Di dalam video yang terbingkai pada layar berukuran 5 inci dan telah retak di bagian sudut-sudutnya, terlihat sang ayah yang dermawan tiba-tiba mengirimkan uang seratus juta pada si pengasuh. Aku sudah melihat banyak kebaikan yang ia lakukan, namun kali ini benar-benar membuatku ternganga lebar … bayangkan, seratus juta, jika aku gunakan untuk membeli kuota internet akan bisa kupakai menonton berapa ribu video di saluran youtube mereka? Dan, berapa ratus ribu doa baik yang bisa aku kirimkan dengan uang sebanyak itu? Ah, sungguh aku takut, membayangkan uang sebanyak itu mendadak membikin aku takut dan merasa kecut.

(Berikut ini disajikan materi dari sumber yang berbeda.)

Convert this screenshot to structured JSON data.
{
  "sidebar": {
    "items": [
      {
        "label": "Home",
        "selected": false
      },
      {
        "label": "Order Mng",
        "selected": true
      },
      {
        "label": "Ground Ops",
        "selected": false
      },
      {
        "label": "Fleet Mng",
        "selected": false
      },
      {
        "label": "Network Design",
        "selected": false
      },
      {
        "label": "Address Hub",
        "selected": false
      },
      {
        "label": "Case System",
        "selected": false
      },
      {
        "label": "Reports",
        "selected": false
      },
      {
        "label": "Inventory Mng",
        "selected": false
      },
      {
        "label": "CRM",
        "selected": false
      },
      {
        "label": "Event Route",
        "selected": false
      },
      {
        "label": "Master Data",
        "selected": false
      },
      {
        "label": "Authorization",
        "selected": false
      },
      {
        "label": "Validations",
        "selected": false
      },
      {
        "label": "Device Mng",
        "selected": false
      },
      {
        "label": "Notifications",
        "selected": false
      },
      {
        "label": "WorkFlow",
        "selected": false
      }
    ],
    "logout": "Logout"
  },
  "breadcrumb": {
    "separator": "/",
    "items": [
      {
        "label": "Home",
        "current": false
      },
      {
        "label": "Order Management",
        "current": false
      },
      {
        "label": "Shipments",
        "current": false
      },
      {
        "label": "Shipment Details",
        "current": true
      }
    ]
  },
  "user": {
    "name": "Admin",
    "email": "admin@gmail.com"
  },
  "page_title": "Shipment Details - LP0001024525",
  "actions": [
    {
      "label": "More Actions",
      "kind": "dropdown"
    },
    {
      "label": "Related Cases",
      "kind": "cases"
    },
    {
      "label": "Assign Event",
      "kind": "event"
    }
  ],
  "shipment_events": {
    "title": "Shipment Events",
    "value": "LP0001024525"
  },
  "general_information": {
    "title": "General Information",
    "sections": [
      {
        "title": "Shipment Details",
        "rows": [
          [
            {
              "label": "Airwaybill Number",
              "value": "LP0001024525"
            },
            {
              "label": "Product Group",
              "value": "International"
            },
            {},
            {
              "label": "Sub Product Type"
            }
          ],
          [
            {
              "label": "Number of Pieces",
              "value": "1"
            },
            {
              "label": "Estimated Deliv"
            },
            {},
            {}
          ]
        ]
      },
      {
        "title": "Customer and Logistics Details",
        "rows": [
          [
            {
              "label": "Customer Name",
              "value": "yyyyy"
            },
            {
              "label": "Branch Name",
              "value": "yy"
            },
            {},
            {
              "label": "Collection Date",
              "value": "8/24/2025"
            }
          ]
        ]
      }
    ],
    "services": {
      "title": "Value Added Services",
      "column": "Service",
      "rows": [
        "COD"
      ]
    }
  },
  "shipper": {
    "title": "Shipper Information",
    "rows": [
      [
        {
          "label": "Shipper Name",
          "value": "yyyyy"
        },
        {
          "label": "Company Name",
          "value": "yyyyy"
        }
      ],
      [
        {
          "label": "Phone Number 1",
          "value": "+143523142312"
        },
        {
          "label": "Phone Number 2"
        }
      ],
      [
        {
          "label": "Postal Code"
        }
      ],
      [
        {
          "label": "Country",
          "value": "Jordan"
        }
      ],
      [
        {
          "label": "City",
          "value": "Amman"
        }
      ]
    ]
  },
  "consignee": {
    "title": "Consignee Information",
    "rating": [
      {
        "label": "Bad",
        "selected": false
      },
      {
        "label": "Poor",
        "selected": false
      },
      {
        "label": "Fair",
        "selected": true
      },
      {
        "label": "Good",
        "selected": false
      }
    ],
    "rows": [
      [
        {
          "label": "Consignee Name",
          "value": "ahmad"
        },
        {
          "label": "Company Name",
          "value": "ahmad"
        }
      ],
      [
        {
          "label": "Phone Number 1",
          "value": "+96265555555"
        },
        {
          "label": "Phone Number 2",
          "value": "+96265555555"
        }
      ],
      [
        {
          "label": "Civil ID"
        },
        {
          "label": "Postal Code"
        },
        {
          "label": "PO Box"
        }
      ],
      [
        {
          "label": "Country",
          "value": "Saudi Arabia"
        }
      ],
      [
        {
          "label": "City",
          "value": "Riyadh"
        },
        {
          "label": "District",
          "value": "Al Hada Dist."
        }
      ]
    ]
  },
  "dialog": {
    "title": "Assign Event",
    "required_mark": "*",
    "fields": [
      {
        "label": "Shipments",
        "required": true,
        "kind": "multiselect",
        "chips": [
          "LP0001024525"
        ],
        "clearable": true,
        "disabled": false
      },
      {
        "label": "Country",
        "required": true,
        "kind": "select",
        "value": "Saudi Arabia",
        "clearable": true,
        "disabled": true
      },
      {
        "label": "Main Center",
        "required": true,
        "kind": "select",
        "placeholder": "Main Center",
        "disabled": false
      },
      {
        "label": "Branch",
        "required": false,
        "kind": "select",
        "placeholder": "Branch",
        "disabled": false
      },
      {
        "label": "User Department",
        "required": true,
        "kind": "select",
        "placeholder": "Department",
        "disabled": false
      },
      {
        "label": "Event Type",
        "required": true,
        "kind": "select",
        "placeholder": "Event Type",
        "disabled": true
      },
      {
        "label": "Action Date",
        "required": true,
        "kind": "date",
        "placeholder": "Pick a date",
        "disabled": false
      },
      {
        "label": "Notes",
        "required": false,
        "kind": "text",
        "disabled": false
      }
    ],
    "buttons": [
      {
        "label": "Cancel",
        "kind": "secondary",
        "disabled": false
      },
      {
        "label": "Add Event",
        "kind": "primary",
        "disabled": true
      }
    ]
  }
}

Sesudah video itu berakhir, aku meneruskan dengan menonton video-video lainnya, dan sialnya di tengah keasyikanku tiba-tiba listrik di kamar padam dengan dibarengi bunyi berisik dari meteran yang menunjukkan bahwa pulsa listrik di kamarku telah habis, sungguh apes. Awalnya aku mengabaikannya dan tetap berada di posisiku, hingga akhirnya gawai yang ada di tanganku mati … baiklah, ini sebuah keapesan yang luar biasa.
Setelah diam beberapa saat dan memutar otak untuk mengatasi situasi ini aku beranjak dari tempatku, dengan berat hati dan langkah gontai aku menuju pos satpam yang tak jauh dari kosku tempat teman-teman senasibku bertukar kesah. Ah, pasti mereka akan menertawakanku, karena sore tadi aku telah mengabaikan mereka tanpa menoleh sedikit pun dan bergegas pulang. Namun, aku tak peduli, bagiku saat ini yang paling penting adalah aku mesti mengirim doa terbaik di kolom komentar pada video terakhir yang aku tonton di saluran youtube keluarga favoritku, karena tak cukup bagiku jika hanya menonton video mereka tanpa meninggalkan doa-doa terbaik untuk kebahagiaan dan kelancaran rezeki mereka. []
Semoga si bapak ini juga dimudahkan, dilancarkan dan penuh berkah segala urusannya. Diluaskan rezekinya. Senantiasa dalam lindunganNya.
Aamiin.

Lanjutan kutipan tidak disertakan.